The Rottenrow is perhaps best known as the site of the Royal Maternity Hospital, the birthplace of generations of Glaswegians. Opened in 1860 to replace an older maternity hospital in St Andrew's Square, it continued to function until 2001, when it was replaced by the Princess Royal Building at the Glasgow Royal Infirmary. The University of Strathclyde subsequently purchased and demolished the hospital, turning it into a park, Rottenrow Gardens. A few parts of the building, including the main entrance portico, the arch on North Portland Street, and sections of basement wall were spared destruction. The area's heritage is commemorated by a giant metal nappy pin at the centre of the gardens, created by sculptor George Wyllie.

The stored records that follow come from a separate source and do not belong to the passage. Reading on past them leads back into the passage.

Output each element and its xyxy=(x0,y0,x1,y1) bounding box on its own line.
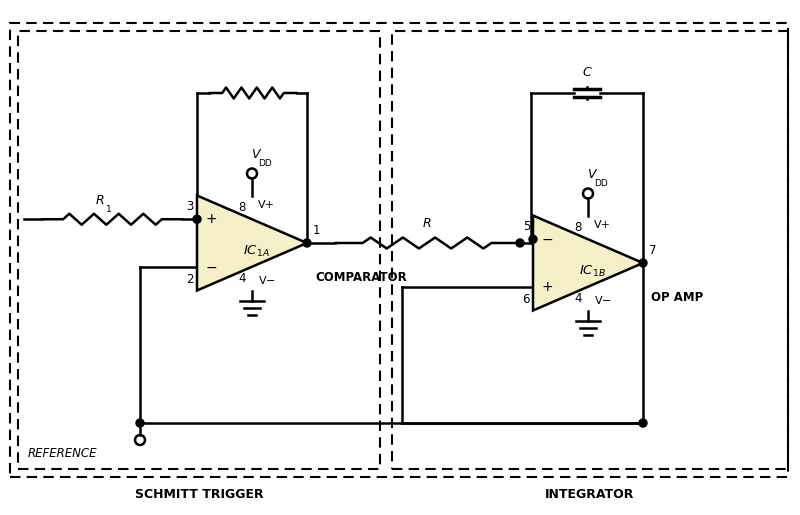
Text: +: + xyxy=(541,280,553,294)
Text: 2: 2 xyxy=(186,273,194,286)
Text: V+: V+ xyxy=(258,200,275,211)
Polygon shape xyxy=(197,196,307,290)
Text: V+: V+ xyxy=(594,220,611,231)
Text: V$-$: V$-$ xyxy=(258,274,276,286)
Text: 8: 8 xyxy=(238,201,246,214)
Text: 5: 5 xyxy=(522,220,530,233)
Text: 4: 4 xyxy=(238,272,246,285)
Text: OP AMP: OP AMP xyxy=(651,291,703,304)
Text: C: C xyxy=(582,66,591,79)
Circle shape xyxy=(639,419,647,427)
Text: INTEGRATOR: INTEGRATOR xyxy=(546,489,634,502)
Text: DD: DD xyxy=(258,160,272,168)
Polygon shape xyxy=(533,215,643,311)
Circle shape xyxy=(529,235,537,243)
Text: 4: 4 xyxy=(574,292,582,305)
Text: R: R xyxy=(95,194,104,207)
Text: +: + xyxy=(205,212,217,226)
Text: 7: 7 xyxy=(649,244,657,256)
Text: 8: 8 xyxy=(574,221,582,234)
Text: V$-$: V$-$ xyxy=(594,295,612,306)
Text: DD: DD xyxy=(594,180,608,188)
Circle shape xyxy=(136,419,144,427)
Text: 1: 1 xyxy=(313,224,321,236)
Text: IC$_{1B}$: IC$_{1B}$ xyxy=(578,264,606,279)
Text: IC$_{1A}$: IC$_{1A}$ xyxy=(242,244,270,259)
Circle shape xyxy=(303,239,311,247)
Circle shape xyxy=(639,259,647,267)
Text: 1: 1 xyxy=(106,205,111,214)
Text: R: R xyxy=(422,217,431,230)
Text: $-$: $-$ xyxy=(541,232,553,246)
Text: REFERENCE: REFERENCE xyxy=(28,447,98,460)
Text: COMPARATOR: COMPARATOR xyxy=(315,271,406,284)
Text: SCHMITT TRIGGER: SCHMITT TRIGGER xyxy=(134,489,263,502)
Text: 6: 6 xyxy=(522,293,530,306)
Text: $-$: $-$ xyxy=(205,260,217,274)
Circle shape xyxy=(193,215,201,223)
Text: 3: 3 xyxy=(186,200,194,213)
Circle shape xyxy=(516,239,524,247)
Text: V: V xyxy=(586,168,595,181)
Text: V: V xyxy=(250,148,259,162)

In 2023, the University of Strathclyde reached an agreement with Glasgow City Council to take full possession of the Rottenrow along with neighbouring North Portland Street and Richmond Street. The land, which carried a nominal value of £50,000 was transferred to the university at no cost. The three streets will be pedestrianised, to allow for the expansion of Rottenrow Gardens and to create an uninterrupted public space for students and staff. A new Love Loan is also being created parallel to its original alignment but further south, between John Street and North Frederick Street in 2024.